Iron speciation in organic-rich shales from the Upper Triassic Yanchang Formation, Ordos Basin, Northern China: Implications for depositional environment

The iron (Fe) cycle is one of the most important marine and lacustrine geochemical cycles and is closely related to environmental redox conditions, which directly affects carbon, sulfur, phosphorus cycling. Analysis of Fe speciation (including Fe-ox, Fe-mag, Fe-carb, and Fe-py) of organic-rich shale samples provides new insights into the controversial redox conditions during the Chang 7 sedimentary period. Our results show that Fe-carb and Fe-py of the Chang 7 organic-rich shale are the main forms of reactive Fe pools, indicating that reactive Fe mainly existed in the form of Fe2+ in sediments. With a few exceptions, most samples fall into the ferruginous region in crossplots of Fe-py/Fe-HR versus Fe-HR/Fe-T, indicating that pore water environments during early diagenesis were ferruginous accompanied by intermittent euxinic.

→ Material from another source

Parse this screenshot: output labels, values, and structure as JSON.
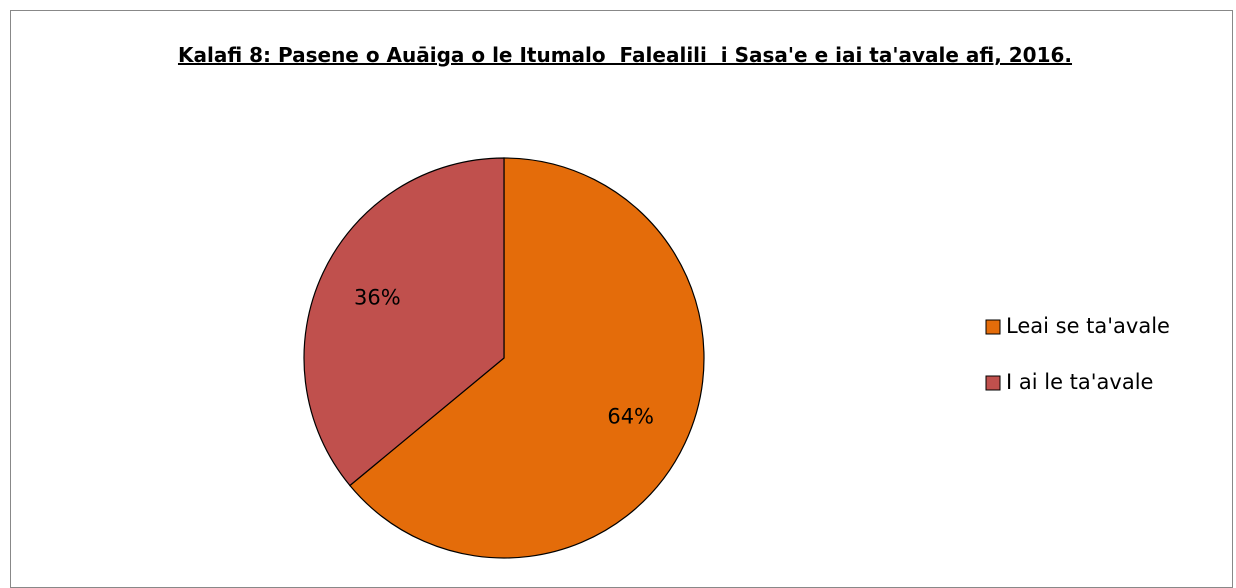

Previous works examining the size of framboidal pyrite, the molar ratio of organic carbon and total phosphorus (P), and nitrogen isotope values suggest the bottom water environments conditions were oxic-suboxic accompanied by intermittent anoxic. We argue these patterns may be explained by the proximity of the redox boundary of depositional environment to the sediment-water interface during most of the Chang 7 period, with short-term fluctuations. Euxinic pore water conditions correspond to anoxic bottom water conditions and elevated total organic carbon (TOC) content, indicating that these environmental conditions would increase the flux of P diffused from sediments. As a result, lacustrine primary productivity would be elevated, creating conditions conducive to the accumulation of organic matter that is characteristic of the Chang 7 sedimentary period. This work will further our understanding of the accumulation mechanism of organic matter in the Chang 7 shale, the principal source rock for the Mesozoic oil-bearing system in the Ordos Basin.